Os dois ativistas referiram que não chegaram a estar detidos no Ministério do Interior e que o próprio ministro Botche Candé lhes pediu desculpa e que os soltou.

A Procuradoria-Geral da República (PGR) da Guiné-Bissau anunciou na quinta-feira, em comunicado, a abertura de um inquérito ao "eventual rapto" de dois ativistas do Movimento para a Alternância Democrática (Madem-G15), partido que integra o Governo.

A Procuradoria-Geral da República referiu, no comunicado, ter "tomado conhecimento de eventual rapto de dois cidadãos" e que procedeu "imediatamente com a abertura do competente inquérito" para "apurar e trazer à justiça os autores morais e materiais daquele ato ignóbil".

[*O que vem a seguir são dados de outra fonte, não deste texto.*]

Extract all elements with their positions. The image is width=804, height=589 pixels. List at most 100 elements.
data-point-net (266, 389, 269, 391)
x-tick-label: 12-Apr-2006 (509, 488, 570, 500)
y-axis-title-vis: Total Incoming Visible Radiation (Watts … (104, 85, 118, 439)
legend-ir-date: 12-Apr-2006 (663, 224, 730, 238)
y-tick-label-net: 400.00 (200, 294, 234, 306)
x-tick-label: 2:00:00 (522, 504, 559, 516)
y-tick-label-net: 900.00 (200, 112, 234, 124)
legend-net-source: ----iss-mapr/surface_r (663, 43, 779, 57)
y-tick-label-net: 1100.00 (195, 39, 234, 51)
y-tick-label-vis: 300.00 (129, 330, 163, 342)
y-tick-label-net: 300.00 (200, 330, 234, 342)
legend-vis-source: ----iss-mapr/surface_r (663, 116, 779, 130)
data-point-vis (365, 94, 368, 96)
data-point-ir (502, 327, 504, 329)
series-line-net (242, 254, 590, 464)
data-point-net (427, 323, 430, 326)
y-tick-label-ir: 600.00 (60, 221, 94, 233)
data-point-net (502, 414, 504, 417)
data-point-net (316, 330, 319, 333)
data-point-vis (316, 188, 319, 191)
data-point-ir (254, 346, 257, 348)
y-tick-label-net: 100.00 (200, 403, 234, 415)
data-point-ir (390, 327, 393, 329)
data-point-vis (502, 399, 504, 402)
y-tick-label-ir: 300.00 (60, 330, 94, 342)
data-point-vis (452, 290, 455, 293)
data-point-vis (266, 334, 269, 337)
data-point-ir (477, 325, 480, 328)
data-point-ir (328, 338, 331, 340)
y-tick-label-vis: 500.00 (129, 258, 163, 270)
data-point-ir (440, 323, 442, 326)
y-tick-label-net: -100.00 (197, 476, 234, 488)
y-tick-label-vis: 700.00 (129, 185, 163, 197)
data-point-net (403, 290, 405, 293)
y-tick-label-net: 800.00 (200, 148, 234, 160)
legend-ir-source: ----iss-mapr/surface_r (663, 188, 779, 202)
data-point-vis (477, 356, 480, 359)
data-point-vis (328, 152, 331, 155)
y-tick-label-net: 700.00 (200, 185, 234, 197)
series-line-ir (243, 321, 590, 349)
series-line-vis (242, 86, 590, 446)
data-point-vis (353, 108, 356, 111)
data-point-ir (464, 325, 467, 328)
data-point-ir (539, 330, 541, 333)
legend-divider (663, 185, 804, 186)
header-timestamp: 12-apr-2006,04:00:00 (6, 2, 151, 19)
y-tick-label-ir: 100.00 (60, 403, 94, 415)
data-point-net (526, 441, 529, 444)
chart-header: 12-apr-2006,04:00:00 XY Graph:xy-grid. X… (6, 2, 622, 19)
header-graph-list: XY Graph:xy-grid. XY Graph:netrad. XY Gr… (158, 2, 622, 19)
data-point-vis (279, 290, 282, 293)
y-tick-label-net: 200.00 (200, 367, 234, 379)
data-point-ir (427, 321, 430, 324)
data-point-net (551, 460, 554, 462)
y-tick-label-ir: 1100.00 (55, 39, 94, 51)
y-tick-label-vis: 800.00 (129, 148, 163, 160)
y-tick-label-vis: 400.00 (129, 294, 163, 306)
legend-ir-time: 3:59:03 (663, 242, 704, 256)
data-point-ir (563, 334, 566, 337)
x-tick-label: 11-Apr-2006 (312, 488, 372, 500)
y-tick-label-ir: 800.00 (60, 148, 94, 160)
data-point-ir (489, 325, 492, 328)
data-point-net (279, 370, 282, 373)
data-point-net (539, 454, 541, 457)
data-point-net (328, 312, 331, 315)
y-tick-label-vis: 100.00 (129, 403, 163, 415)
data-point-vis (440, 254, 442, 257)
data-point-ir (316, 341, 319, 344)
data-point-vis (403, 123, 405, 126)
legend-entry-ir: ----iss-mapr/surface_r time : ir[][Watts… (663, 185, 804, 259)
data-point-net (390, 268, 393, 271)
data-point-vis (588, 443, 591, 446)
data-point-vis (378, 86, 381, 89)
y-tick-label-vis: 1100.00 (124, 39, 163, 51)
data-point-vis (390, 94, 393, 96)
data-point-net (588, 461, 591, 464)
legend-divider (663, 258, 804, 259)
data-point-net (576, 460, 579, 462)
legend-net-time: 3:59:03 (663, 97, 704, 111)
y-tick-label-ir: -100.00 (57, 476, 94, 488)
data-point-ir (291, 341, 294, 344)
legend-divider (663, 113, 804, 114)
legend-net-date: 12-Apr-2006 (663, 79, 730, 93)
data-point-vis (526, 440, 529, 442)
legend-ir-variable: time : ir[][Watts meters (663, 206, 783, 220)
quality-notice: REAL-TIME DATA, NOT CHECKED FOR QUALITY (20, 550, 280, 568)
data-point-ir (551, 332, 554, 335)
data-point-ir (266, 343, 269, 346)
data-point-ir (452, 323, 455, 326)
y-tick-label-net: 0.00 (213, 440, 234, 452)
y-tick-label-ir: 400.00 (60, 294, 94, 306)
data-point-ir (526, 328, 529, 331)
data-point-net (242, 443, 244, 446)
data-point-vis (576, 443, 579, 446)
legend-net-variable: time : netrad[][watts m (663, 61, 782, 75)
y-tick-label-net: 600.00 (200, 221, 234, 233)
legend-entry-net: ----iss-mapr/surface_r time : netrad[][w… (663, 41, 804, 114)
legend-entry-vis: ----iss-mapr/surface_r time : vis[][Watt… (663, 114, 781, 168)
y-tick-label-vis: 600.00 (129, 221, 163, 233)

Questionado sobre o assunto na quarta-feira, antes de partir para uma visita oficial a Portugal, o Presidente guineense, Umaro Sissoco Embaló, considerou tratar-se de um caso isolado.

"Falei com o PGR (Procurador-Geral da República) e com a diretora da Polícia Judiciária e eles vão fazer inquéritos. É lamentável, são casos isolados. Lamento profundamente", disse o chefe de Estado, que fica em Lisboa até sábado.

A Lusa voltou hoje a contactar a Presidência, após as denúncias dos dois ativistas, mas ainda não obteve resposta.